The decision resolved a weeks-long standoff between UPS and the New York City labor movement.
A UPS delivery truck makes its way through Times Square in New York on March 5, 2014.
A UPS delivery truck makes its way through Times Square in New York on March 5, 2014.

After a month and a half of protests, UPS has reached an agreement to prevent the firing of 250 unionized workers at its Queens, New York facility. The workers had all received notices of termination after they engaged in a 90-minute work stoppage to protest the firing of a colleague, Jairo Reyes.

The final agreement between UPS and Teamsters Local 804, the union representing the fired workers, allows both parties to save face. Reyes and the protesting workers all get to keep their jobs; UPS receives an admission that the work stoppage was illegal. The Teamsters will also pay an unspecified sum to UPS for damages and "undertake other actions within the bargaining unit to correct the situation," according to a statement from the company. Instead of being fired, the 250 employees will each receive a 10-day suspension without pay.
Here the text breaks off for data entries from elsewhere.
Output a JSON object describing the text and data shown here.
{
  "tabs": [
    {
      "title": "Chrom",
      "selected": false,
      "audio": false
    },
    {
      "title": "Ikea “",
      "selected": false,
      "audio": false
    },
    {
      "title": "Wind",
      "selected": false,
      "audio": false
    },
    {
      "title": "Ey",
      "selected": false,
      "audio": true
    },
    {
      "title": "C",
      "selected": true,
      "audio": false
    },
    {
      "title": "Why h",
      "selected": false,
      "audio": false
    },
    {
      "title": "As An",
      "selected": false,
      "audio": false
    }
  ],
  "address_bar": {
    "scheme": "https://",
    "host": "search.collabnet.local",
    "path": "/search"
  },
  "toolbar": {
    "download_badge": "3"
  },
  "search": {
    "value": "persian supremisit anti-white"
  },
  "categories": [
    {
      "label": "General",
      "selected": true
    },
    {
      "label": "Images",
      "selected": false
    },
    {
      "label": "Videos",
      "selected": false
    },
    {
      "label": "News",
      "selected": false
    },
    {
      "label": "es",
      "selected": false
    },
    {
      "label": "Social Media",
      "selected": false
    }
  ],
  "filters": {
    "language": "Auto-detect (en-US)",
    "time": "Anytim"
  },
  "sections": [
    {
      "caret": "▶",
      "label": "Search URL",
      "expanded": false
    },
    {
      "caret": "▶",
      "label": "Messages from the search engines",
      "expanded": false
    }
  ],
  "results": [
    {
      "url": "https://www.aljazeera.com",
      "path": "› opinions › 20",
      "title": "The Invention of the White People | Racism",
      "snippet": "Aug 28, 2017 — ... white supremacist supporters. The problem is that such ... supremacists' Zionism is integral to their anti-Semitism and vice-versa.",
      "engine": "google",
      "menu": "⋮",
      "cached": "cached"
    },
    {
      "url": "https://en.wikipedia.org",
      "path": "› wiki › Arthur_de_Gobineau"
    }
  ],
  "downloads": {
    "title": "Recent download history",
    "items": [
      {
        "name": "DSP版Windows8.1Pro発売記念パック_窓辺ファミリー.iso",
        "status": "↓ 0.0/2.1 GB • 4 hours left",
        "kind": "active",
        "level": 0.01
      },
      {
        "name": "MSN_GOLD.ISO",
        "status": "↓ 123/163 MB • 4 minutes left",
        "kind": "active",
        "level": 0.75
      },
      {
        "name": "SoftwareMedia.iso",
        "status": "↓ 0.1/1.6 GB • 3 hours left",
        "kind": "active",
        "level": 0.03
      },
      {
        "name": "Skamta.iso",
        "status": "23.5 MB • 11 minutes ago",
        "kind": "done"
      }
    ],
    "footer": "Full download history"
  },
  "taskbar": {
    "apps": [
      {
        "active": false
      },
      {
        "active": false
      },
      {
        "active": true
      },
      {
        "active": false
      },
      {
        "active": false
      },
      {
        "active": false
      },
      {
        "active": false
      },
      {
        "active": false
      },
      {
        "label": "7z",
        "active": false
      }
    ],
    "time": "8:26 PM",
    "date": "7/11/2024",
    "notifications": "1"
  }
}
"My brothers and sisters got their jobs back and they can move forward, that's the most important thing," Reyes told msnbc. He admitted to mixed feelings about the agreement, which doesn't clear him of "admitted or proven dishonesty," the charge he was originally fired for. Reyes denies he was fired with just cause.

"They told me I could return, but it still makes me feel like my name hasn't been vindicated," he said. "Because it still makes me look dishonest."

UPS spokesperson Steve Gaut said over email that the company is "satisfied" with the agreement. Gaut declined to say how much Local 804 would pay to the company in damages, but he said the amount was in the "hundreds of thousands of dollars."

In an open letter sent to msnbc, Reyes' 26-year-old son, Eric, said their family would be "left out to dry" without the UPS job.

"I thank the efforts of my father’s coworkers and teamster brothers," he wrote. "My heart goes out to all the other families, with bills, kids, health problems and stories of their own. All the families that now face the same hardship that my family and I face today."